You, Madeleine, were a better diarist than Anais Nin, a better allegorist than C.S. Lewis or J.R.R. Tolkien. You were the best writer of books for children and adolescents ever, bar none. (And I say this as a fan of J.K. Rowling, whose lapidary achievements still can't achieve the breadth and scope your career encompassed.)

And you made it possible for all kinds of imperfect and skeptical people to contemplate the notion that they could, after all, be Christians. "With," as you put it in one of your published journals, "all kinds of doubts." And you made it okay—cool, even—to have a scientist mom. That saved my psychic bacon during the tough years of being a teenager—which, in my particular case, persisted into my 20s (some will say 40s—but they are being unkind).

Even your creative failures were fascinating, and well worth reading.

You made magic. And moral ambiguity. Again, and again, and again.

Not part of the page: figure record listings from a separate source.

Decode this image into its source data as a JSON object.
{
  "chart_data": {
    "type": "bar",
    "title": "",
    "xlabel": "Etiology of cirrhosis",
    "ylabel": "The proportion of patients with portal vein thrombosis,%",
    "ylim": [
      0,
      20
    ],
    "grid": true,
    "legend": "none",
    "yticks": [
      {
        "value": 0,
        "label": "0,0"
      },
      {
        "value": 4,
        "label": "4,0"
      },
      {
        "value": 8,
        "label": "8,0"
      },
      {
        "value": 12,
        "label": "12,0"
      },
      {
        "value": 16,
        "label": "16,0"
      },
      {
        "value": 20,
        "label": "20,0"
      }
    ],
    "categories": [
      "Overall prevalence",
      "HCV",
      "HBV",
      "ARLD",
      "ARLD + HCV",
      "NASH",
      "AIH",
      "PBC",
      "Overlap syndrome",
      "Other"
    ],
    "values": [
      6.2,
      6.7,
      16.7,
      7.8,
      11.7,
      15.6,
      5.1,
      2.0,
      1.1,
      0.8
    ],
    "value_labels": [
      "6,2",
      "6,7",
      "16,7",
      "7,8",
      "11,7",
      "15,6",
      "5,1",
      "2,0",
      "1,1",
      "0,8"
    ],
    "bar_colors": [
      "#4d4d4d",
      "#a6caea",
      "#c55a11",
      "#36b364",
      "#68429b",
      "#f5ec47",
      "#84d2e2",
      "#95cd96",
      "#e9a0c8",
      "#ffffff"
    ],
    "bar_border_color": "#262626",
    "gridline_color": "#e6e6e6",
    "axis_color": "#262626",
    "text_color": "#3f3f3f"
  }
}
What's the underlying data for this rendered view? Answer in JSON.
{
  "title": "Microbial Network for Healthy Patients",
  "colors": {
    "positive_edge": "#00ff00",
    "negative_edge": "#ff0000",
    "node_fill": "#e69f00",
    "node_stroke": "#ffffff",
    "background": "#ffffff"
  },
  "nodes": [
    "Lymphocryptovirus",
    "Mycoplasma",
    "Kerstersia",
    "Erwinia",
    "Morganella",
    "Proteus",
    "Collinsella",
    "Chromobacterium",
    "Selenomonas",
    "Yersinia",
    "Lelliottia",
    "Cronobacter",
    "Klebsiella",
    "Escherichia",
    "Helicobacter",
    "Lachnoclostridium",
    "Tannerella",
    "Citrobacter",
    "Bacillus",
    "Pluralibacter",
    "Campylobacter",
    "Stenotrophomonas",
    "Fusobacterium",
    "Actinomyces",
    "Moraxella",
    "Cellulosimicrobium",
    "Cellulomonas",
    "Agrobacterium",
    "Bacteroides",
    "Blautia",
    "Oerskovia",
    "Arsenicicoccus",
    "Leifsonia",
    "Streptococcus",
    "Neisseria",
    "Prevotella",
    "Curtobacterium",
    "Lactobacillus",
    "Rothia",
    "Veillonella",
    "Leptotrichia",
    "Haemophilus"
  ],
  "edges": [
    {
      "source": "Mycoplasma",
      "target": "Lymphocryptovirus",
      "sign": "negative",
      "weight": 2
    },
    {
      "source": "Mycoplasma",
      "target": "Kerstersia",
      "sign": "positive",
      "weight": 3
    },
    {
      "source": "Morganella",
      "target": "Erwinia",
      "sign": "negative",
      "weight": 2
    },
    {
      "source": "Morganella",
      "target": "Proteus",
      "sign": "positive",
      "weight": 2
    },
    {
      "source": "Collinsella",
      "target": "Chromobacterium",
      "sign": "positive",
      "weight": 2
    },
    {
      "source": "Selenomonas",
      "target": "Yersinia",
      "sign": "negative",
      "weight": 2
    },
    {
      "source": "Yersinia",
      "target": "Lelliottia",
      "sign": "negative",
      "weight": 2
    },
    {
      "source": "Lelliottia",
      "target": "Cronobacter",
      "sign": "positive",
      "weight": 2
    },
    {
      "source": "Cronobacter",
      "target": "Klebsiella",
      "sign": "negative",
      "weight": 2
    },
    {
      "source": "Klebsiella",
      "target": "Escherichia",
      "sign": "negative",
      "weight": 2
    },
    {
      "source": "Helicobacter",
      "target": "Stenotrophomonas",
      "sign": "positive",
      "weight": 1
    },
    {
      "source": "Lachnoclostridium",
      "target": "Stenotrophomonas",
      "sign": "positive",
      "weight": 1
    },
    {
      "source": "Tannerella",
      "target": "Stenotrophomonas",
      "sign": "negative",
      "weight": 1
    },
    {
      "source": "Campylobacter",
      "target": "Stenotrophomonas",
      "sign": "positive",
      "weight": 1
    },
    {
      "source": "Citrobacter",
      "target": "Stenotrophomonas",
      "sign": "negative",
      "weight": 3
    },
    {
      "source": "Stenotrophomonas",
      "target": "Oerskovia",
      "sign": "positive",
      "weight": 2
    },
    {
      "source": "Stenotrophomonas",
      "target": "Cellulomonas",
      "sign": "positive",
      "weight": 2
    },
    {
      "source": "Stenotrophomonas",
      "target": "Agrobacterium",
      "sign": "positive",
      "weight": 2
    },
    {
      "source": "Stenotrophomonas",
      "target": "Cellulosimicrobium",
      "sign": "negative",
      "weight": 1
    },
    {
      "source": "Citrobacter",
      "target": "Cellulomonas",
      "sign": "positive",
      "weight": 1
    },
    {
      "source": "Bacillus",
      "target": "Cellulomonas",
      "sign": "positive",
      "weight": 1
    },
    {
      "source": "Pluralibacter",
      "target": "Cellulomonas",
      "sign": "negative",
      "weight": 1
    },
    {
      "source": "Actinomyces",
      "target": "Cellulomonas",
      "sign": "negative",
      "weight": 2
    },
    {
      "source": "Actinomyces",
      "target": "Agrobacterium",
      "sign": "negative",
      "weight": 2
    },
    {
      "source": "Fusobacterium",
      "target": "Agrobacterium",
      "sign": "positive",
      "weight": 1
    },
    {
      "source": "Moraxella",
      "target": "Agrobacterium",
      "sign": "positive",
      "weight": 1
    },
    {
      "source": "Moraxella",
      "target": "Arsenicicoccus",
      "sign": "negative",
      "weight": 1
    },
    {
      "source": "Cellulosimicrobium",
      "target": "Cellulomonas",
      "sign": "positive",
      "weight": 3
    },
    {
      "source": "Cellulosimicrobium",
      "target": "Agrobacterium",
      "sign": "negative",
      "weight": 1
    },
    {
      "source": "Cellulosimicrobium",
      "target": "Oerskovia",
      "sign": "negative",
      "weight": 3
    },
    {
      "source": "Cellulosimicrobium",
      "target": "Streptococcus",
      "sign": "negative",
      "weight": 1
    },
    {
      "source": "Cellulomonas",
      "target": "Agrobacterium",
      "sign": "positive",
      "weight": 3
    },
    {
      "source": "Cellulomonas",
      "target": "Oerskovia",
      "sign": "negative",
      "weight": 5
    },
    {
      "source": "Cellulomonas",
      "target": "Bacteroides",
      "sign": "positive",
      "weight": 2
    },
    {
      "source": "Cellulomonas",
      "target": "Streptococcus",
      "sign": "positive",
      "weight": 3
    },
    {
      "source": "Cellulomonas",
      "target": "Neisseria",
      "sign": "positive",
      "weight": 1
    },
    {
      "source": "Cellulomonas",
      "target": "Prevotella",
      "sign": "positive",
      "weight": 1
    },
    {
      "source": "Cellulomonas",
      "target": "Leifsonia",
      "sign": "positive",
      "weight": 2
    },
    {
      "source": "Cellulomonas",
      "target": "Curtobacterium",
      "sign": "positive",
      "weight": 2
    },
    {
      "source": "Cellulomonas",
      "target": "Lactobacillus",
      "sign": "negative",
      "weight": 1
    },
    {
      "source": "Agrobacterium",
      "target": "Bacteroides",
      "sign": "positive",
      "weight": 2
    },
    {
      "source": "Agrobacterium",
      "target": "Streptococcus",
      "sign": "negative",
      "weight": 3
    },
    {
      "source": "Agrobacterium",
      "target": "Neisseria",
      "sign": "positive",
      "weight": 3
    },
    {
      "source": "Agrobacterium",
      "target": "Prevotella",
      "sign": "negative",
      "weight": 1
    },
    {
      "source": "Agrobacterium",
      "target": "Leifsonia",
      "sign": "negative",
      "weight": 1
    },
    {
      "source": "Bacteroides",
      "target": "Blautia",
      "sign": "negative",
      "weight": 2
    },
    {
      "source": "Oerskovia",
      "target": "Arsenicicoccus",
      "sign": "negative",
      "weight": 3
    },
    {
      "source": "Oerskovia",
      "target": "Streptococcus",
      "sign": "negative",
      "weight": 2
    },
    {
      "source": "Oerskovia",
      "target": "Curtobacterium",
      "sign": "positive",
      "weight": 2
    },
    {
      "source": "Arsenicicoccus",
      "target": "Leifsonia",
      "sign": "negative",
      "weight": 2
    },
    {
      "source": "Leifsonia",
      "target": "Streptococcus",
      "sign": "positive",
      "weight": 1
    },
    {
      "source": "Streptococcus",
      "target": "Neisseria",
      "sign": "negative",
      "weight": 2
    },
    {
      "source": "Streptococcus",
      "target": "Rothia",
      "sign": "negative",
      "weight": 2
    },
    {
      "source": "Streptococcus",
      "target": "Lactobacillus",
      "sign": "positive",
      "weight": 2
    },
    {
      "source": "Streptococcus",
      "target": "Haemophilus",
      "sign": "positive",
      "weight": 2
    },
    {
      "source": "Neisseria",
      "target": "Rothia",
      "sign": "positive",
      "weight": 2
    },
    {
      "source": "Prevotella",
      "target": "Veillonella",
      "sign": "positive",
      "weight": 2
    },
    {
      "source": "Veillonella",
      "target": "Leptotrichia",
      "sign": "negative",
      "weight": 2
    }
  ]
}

Ms. L'Engle's official site is here. I've never looked for her before on the web. I'm so glad she's there, but the image on the front page made me choke up, so I haven't explored there yet. How many people have the love of science she had, and yet the same level of faith? Very few.

MORE Wheaton College rawks. They have extensive collections on Sayers, and on a few of the Inklings, and on L'Engle, too? The mind boggles. What a freakin' brain trust they must have over there.

AND YET MORE Nurse Theology had plenty to say to me when we were comparing notes about the various L'Engle books, great and not-so.

The good nurse is always taken aback when I quote her, verbatim, from conversations we had in the 1980s. And yet, she said all those things, and has such a way with words . . . I can't help it. (Even when it got back to me that she'd said "I like Joy. But I can't see how anyone can stand to be around her for more than ten minutes." That perspective was very necessary for me at the time. And simply adorable.)

Ms. Fine Theology on Madeleine L'Engle: "Why won't she give Zachary Gray a break?"

I looked at her when she said that, and I think my jaw sort of floated for a second. Because, of course, I had taken Zachary to be a character of his own. I felt that he was flouting L'Engle's wishes—rather than vice versa.

Of course, that brings up the whole Calvanism/predestination debate, and I'm not sure I have time for that.